Hevy: Turning Workout Data into Smarter Training Decisions
The target outcome: Increase training consistency by helping users train at optimal intensity.
The opportunity I chose to pursue: There are multiple opportunities to consider in order to reach our target outcome (as seen below). I'm exploring how users lack a systematic way to track intensity. I used r/Hevy to understand user pain points and determined this opportunity as the most vital to reaching our target outcome.
The Science
Reserve based training is a style of training that uses perceived exertion to maximize progressive overload.
Reps in reserve (RIR): At the end of a set, this is the number of additional reps the lifter could do until he/she reaches failure
Undertraining: RIR-based training ensures adequate stimulus by providing objective feedback on effort, preventing lifters from leaving too much in the tank.
Overtraining: RIR-based training prevents overtraining by allowing athletes to adjust intensity based on daily readiness.
The Solution
By combining logged performance with perceived effort, Hevy adapts each set in real time to help users push when they should and back off when they need to.

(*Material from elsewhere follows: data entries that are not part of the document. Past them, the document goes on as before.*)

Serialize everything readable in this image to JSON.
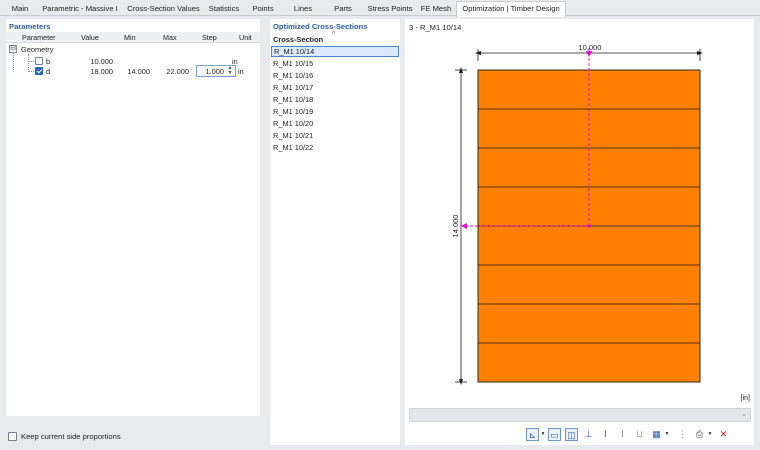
{
  "tabs": [
    {
      "label": "Main",
      "active": false
    },
    {
      "label": "Parametric - Massive I",
      "active": false
    },
    {
      "label": "Cross-Section Values",
      "active": false
    },
    {
      "label": "Statistics",
      "active": false
    },
    {
      "label": "Points",
      "active": false
    },
    {
      "label": "Lines",
      "active": false
    },
    {
      "label": "Parts",
      "active": false
    },
    {
      "label": "Stress Points",
      "active": false
    },
    {
      "label": "FE Mesh",
      "active": false
    },
    {
      "label": "Optimization | Timber Design",
      "active": true
    }
  ],
  "parameters": {
    "title": "Parameters",
    "columns": [
      "Parameter",
      "Value",
      "Min",
      "Max",
      "Step",
      "Unit"
    ],
    "group": {
      "expander": "⊟",
      "label": "Geometry"
    },
    "rows": [
      {
        "name": "b",
        "checked": false,
        "value": "10.000",
        "min": "",
        "max": "",
        "step": "",
        "unit": "in"
      },
      {
        "name": "d",
        "checked": true,
        "value": "18.000",
        "min": "14.000",
        "max": "22.000",
        "step": "1.000",
        "unit": "in"
      }
    ],
    "keep_proportions_label": "Keep current side proportions",
    "keep_proportions_checked": false
  },
  "optimized": {
    "title": "Optimized Cross-Sections",
    "column": "Cross-Section",
    "sort_glyph": "^",
    "items": [
      "R_M1 10/14",
      "R_M1 10/15",
      "R_M1 10/16",
      "R_M1 10/17",
      "R_M1 10/18",
      "R_M1 10/19",
      "R_M1 10/20",
      "R_M1 10/21",
      "R_M1 10/22"
    ],
    "selected_index": 0
  },
  "drawing": {
    "title": "3 - R_M1 10/14",
    "width_label": "10.000",
    "height_label": "14.000",
    "unit_label": "[in]",
    "lamella_count": 8,
    "fill_color": "#ff8000",
    "line_color": "#1a1a1a",
    "axis_color": "#e000e0"
  },
  "toolbar_icons": [
    "display-options-icon",
    "dropdown-icon",
    "frame-icon",
    "section-view-icon",
    "dimension-icon",
    "i-beam-icon",
    "t-beam-icon",
    "lamella-icon",
    "table-icon",
    "dropdown-icon",
    "vertical-dimension-icon",
    "print-icon",
    "dropdown-icon",
    "reset-view-icon"
  ]
}
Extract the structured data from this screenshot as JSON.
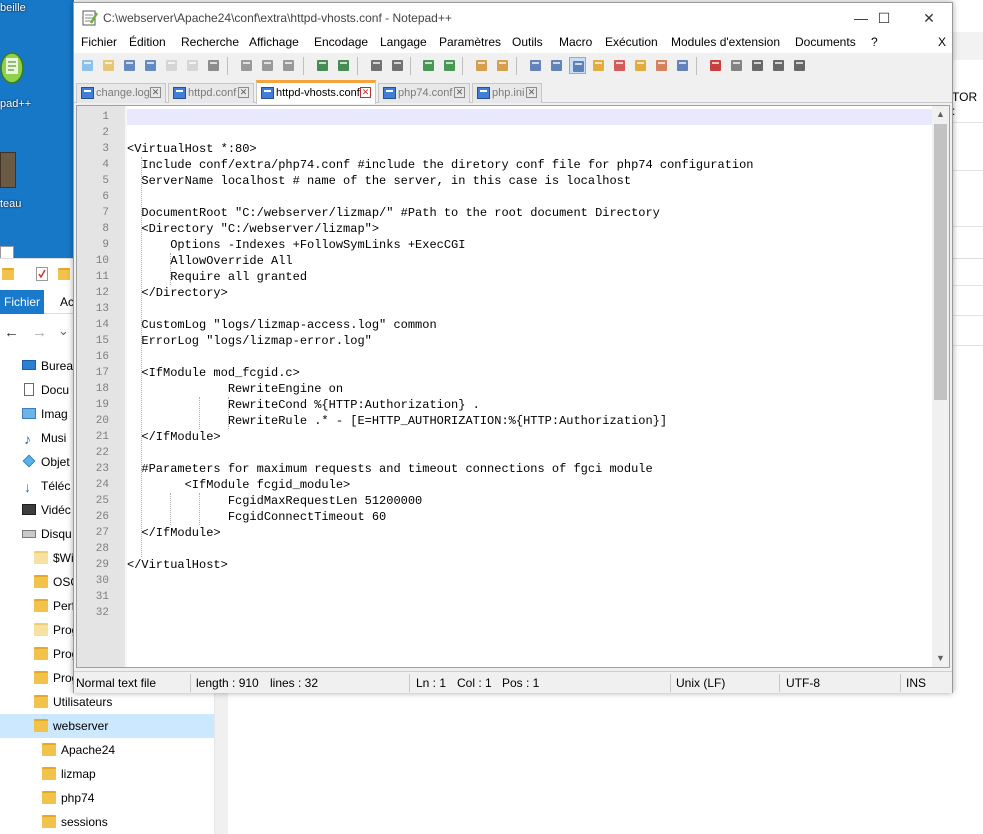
{
  "desktop": {
    "icons": [
      {
        "label": "beille",
        "icon": "recycle-bin-icon"
      },
      {
        "label": "pad++",
        "icon": "notepadpp-shortcut-icon"
      },
      {
        "label": "teau",
        "icon": "image-shortcut-icon"
      }
    ]
  },
  "explorer": {
    "ribbon_tabs": [
      "Fichier",
      "Ac"
    ],
    "nav": {
      "back": "←",
      "forward": "→",
      "dropdown": "⌄"
    },
    "right_pane_fragment": "TOR :",
    "tree": [
      {
        "label": "Burea",
        "icon": "desktop-icon"
      },
      {
        "label": "Docu",
        "icon": "documents-icon"
      },
      {
        "label": "Imag",
        "icon": "pictures-icon"
      },
      {
        "label": "Musi",
        "icon": "music-icon"
      },
      {
        "label": "Objet",
        "icon": "3d-objects-icon"
      },
      {
        "label": "Téléc",
        "icon": "downloads-icon"
      },
      {
        "label": "Vidéc",
        "icon": "videos-icon"
      },
      {
        "label": "Disqu",
        "icon": "drive-icon"
      },
      {
        "label": "$Wi",
        "icon": "folder-icon"
      },
      {
        "label": "OSG",
        "icon": "folder-icon"
      },
      {
        "label": "Perf",
        "icon": "folder-icon"
      },
      {
        "label": "Prog",
        "icon": "folder-icon"
      },
      {
        "label": "Prog",
        "icon": "folder-icon"
      },
      {
        "label": "Prog",
        "icon": "folder-icon"
      },
      {
        "label": "Utilisateurs",
        "icon": "folder-icon"
      },
      {
        "label": "webserver",
        "icon": "folder-icon",
        "selected": true
      },
      {
        "label": "Apache24",
        "icon": "folder-icon"
      },
      {
        "label": "lizmap",
        "icon": "folder-icon"
      },
      {
        "label": "php74",
        "icon": "folder-icon"
      },
      {
        "label": "sessions",
        "icon": "folder-icon"
      }
    ]
  },
  "npp": {
    "title": "C:\\webserver\\Apache24\\conf\\extra\\httpd-vhosts.conf - Notepad++",
    "window_buttons": {
      "minimize": "—",
      "maximize": "☐",
      "close": "✕"
    },
    "menu": [
      "Fichier",
      "Édition",
      "Recherche",
      "Affichage",
      "Encodage",
      "Langage",
      "Paramètres",
      "Outils",
      "Macro",
      "Exécution",
      "Modules d'extension",
      "Documents",
      "?"
    ],
    "menu_close": "X",
    "toolbar": [
      {
        "icon": "new-file-icon"
      },
      {
        "icon": "open-file-icon"
      },
      {
        "icon": "save-icon"
      },
      {
        "icon": "save-all-icon"
      },
      {
        "icon": "close-icon"
      },
      {
        "icon": "close-all-icon"
      },
      {
        "icon": "print-icon"
      },
      {
        "icon": "cut-icon"
      },
      {
        "icon": "copy-icon"
      },
      {
        "icon": "paste-icon"
      },
      {
        "icon": "undo-icon"
      },
      {
        "icon": "redo-icon"
      },
      {
        "icon": "find-icon"
      },
      {
        "icon": "replace-icon"
      },
      {
        "icon": "zoom-in-icon"
      },
      {
        "icon": "zoom-out-icon"
      },
      {
        "icon": "sync-vertical-icon"
      },
      {
        "icon": "sync-horizontal-icon"
      },
      {
        "icon": "word-wrap-icon"
      },
      {
        "icon": "show-all-chars-icon"
      },
      {
        "icon": "indent-guide-icon"
      },
      {
        "icon": "udl-icon"
      },
      {
        "icon": "doc-map-icon"
      },
      {
        "icon": "function-list-icon"
      },
      {
        "icon": "folder-as-workspace-icon"
      },
      {
        "icon": "monitoring-icon"
      },
      {
        "icon": "record-macro-icon"
      },
      {
        "icon": "stop-macro-icon"
      },
      {
        "icon": "play-macro-icon"
      },
      {
        "icon": "run-macro-multiple-icon"
      },
      {
        "icon": "save-macro-icon"
      }
    ],
    "tabs": [
      {
        "label": "change.log",
        "active": false
      },
      {
        "label": "httpd.conf",
        "active": false
      },
      {
        "label": "httpd-vhosts.conf",
        "active": true
      },
      {
        "label": "php74.conf",
        "active": false
      },
      {
        "label": "php.ini",
        "active": false
      }
    ],
    "tab_close_glyph": "✕",
    "code_lines": [
      "",
      "",
      "<VirtualHost *:80>",
      "  Include conf/extra/php74.conf #include the diretory conf file for php74 configuration",
      "  ServerName localhost # name of the server, in this case is localhost",
      "",
      "  DocumentRoot \"C:/webserver/lizmap/\" #Path to the root document Directory",
      "  <Directory \"C:/webserver/lizmap\">",
      "      Options -Indexes +FollowSymLinks +ExecCGI",
      "      AllowOverride All",
      "      Require all granted",
      "  </Directory>",
      "",
      "  CustomLog \"logs/lizmap-access.log\" common",
      "  ErrorLog \"logs/lizmap-error.log\"",
      "",
      "  <IfModule mod_fcgid.c>",
      "              RewriteEngine on",
      "              RewriteCond %{HTTP:Authorization} .",
      "              RewriteRule .* - [E=HTTP_AUTHORIZATION:%{HTTP:Authorization}]",
      "  </IfModule>",
      "",
      "  #Parameters for maximum requests and timeout connections of fgci module",
      "        <IfModule fcgid_module>",
      "              FcgidMaxRequestLen 51200000",
      "              FcgidConnectTimeout 60",
      "  </IfModule>",
      "",
      "</VirtualHost>",
      "",
      "",
      ""
    ],
    "scroll": {
      "up": "▲",
      "down": "▼"
    },
    "status": {
      "type": "Normal text file",
      "length": "length : 910",
      "lines": "lines : 32",
      "ln": "Ln : 1",
      "col": "Col : 1",
      "pos": "Pos : 1",
      "eol": "Unix (LF)",
      "encoding": "UTF-8",
      "mode": "INS"
    }
  }
}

High-level feature user flow:
Set the goal: The user selects an exercise and target rep range based on their goal (strength, hypertrophy, or endurance)

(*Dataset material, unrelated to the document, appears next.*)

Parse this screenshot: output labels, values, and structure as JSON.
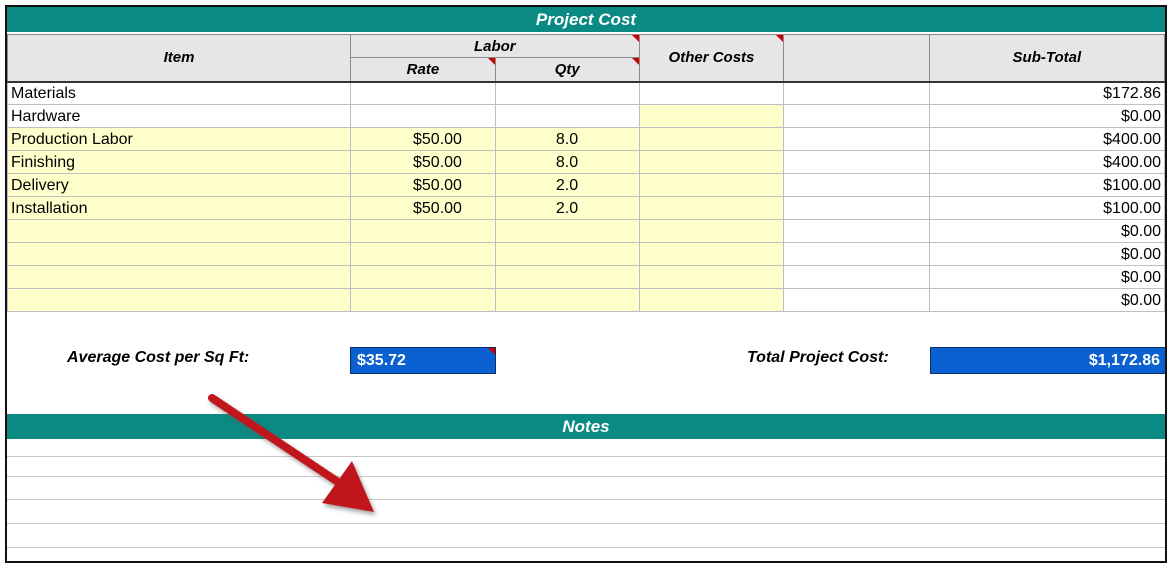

Log the set: After completing a set, the user logs the weight and number of reps performed
Report effort (RIR): The user reports how many sets they had left in the tank after completing their set.

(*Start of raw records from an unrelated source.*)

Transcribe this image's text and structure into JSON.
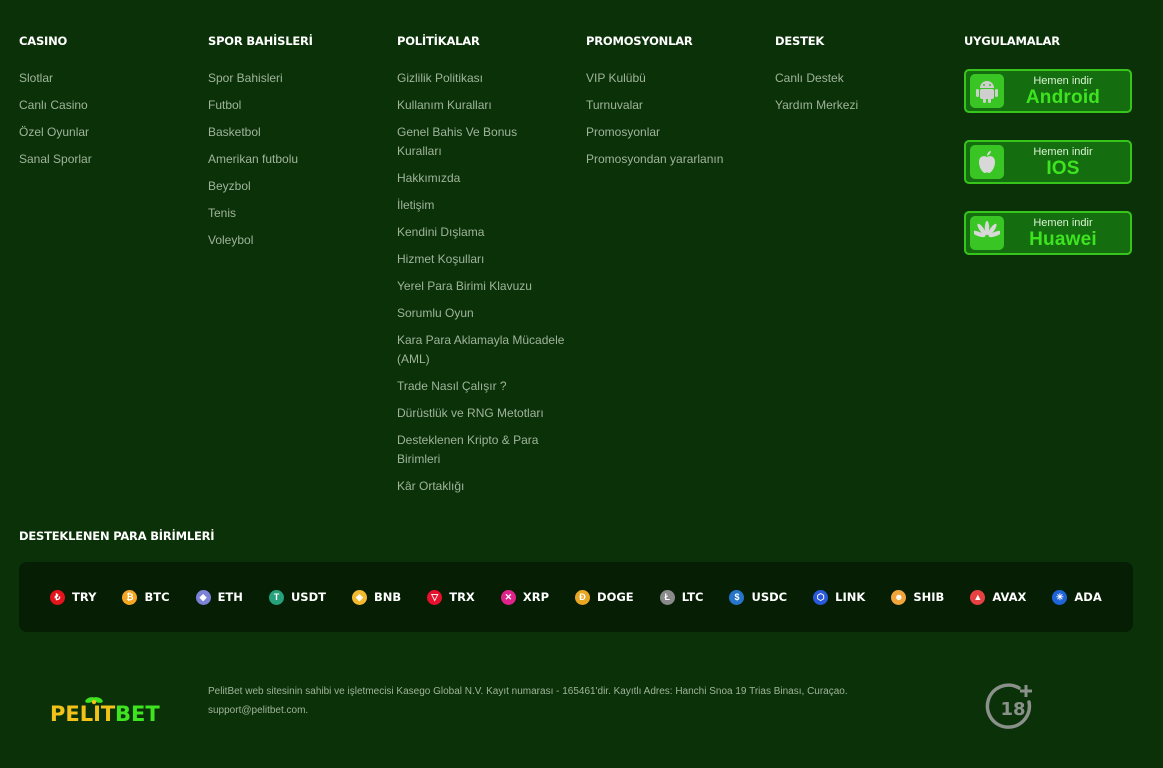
{
  "columns": [
    {
      "title": "CASINO",
      "items": [
        "Slotlar",
        "Canlı Casino",
        "Özel Oyunlar",
        "Sanal Sporlar"
      ]
    },
    {
      "title": "SPOR BAHİSLERİ",
      "items": [
        "Spor Bahisleri",
        "Futbol",
        "Basketbol",
        "Amerikan futbolu",
        "Beyzbol",
        "Tenis",
        "Voleybol"
      ]
    },
    {
      "title": "POLİTİKALAR",
      "items": [
        "Gizlilik Politikası",
        "Kullanım Kuralları",
        "Genel Bahis Ve Bonus Kuralları",
        "Hakkımızda",
        "İletişim",
        "Kendini Dışlama",
        "Hizmet Koşulları",
        "Yerel Para Birimi Klavuzu",
        "Sorumlu Oyun",
        "Kara Para Aklamayla Mücadele (AML)",
        "Trade Nasıl Çalışır ?",
        "Dürüstlük ve RNG Metotları",
        "Desteklenen Kripto & Para Birimleri",
        "Kâr Ortaklığı"
      ]
    },
    {
      "title": "PROMOSYONLAR",
      "items": [
        "VIP Kulübü",
        "Turnuvalar",
        "Promosyonlar",
        "Promosyondan yararlanın"
      ]
    },
    {
      "title": "DESTEK",
      "items": [
        "Canlı Destek",
        "Yardım Merkezi"
      ]
    }
  ],
  "apps": {
    "title": "UYGULAMALAR",
    "download_label": "Hemen indir",
    "items": [
      {
        "platform": "Android",
        "icon": "android-icon"
      },
      {
        "platform": "IOS",
        "icon": "apple-icon"
      },
      {
        "platform": "Huawei",
        "icon": "huawei-icon"
      }
    ]
  },
  "currencies": {
    "title": "DESTEKLENEN PARA BİRİMLERİ",
    "items": [
      {
        "code": "TRY",
        "color": "#e3141c",
        "glyph": "₺"
      },
      {
        "code": "BTC",
        "color": "#f5a623",
        "glyph": "₿"
      },
      {
        "code": "ETH",
        "color": "#7b83d6",
        "glyph": "◆"
      },
      {
        "code": "USDT",
        "color": "#26a17b",
        "glyph": "T"
      },
      {
        "code": "BNB",
        "color": "#f3ba2f",
        "glyph": "◈"
      },
      {
        "code": "TRX",
        "color": "#e5112d",
        "glyph": "▽"
      },
      {
        "code": "XRP",
        "color": "#e0238a",
        "glyph": "✕"
      },
      {
        "code": "DOGE",
        "color": "#e8a623",
        "glyph": "Ð"
      },
      {
        "code": "LTC",
        "color": "#8a8a8a",
        "glyph": "Ł"
      },
      {
        "code": "USDC",
        "color": "#2775ca",
        "glyph": "$"
      },
      {
        "code": "LINK",
        "color": "#2a5ada",
        "glyph": "⬡"
      },
      {
        "code": "SHIB",
        "color": "#f2a53a",
        "glyph": "☻"
      },
      {
        "code": "AVAX",
        "color": "#e84142",
        "glyph": "▲"
      },
      {
        "code": "ADA",
        "color": "#1f64d8",
        "glyph": "✳"
      }
    ]
  },
  "footer": {
    "logo_part1": "PELIT",
    "logo_part2": "BET",
    "legal_line1": "PelitBet web sitesinin sahibi ve işletmecisi Kasego Global N.V. Kayıt numarası - 165461'dir. Kayıtlı Adres: Hanchi Snoa 19 Trias Binası, Curaçao.",
    "legal_line2": "support@pelitbet.com.",
    "age_label": "18"
  },
  "colors": {
    "background": "#0b3108",
    "currency_bar": "#051e04",
    "accent_green": "#3ee420",
    "logo_yellow": "#f2c21a"
  }
}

Adaptive recommendation: Hevy compares the reported RIR to the target intensity and automatically adjusts the next set’s weight or reps to keep the user training at an optimal level.
Too easy
Increase weight or reps of next set
Just right
Maintain the current reps and sets
Too hard
Decrease weight or reps of next set
Built with Vercel v0
Assumptions and testing
The adjusted recommendation feels "right" to users: We need to understand how accurate the adaptive recommendation really is. We will see if the RIR on the next set matches the target RIR. Otherwise, the recommended RIR was incorrect. Our target accuracy is 60% to validate this assumption.
Users who use this feature are more likely to achieve their goals: Does the RIR feature increase consistency in logged workouts? We will decide this with an A/B test. Group A uses this new feature and Group B does not. Over 4 weeks, we want to see that Group A is more consistent than the comparison group, with statistical significance at the 90% confidence level to validate this assumption.
Conclusion
I completed this case after reading "Continuous Discovery Habits" by Teresa Torres. I wanted to explore her frameworks while dissecting a product I use daily. In the future, I would do more user interaction through user interviews and assumption testing. This was not possible for this case, but has been super enjoyable in other projects I've worked on. Time for Hevy to implement my feature!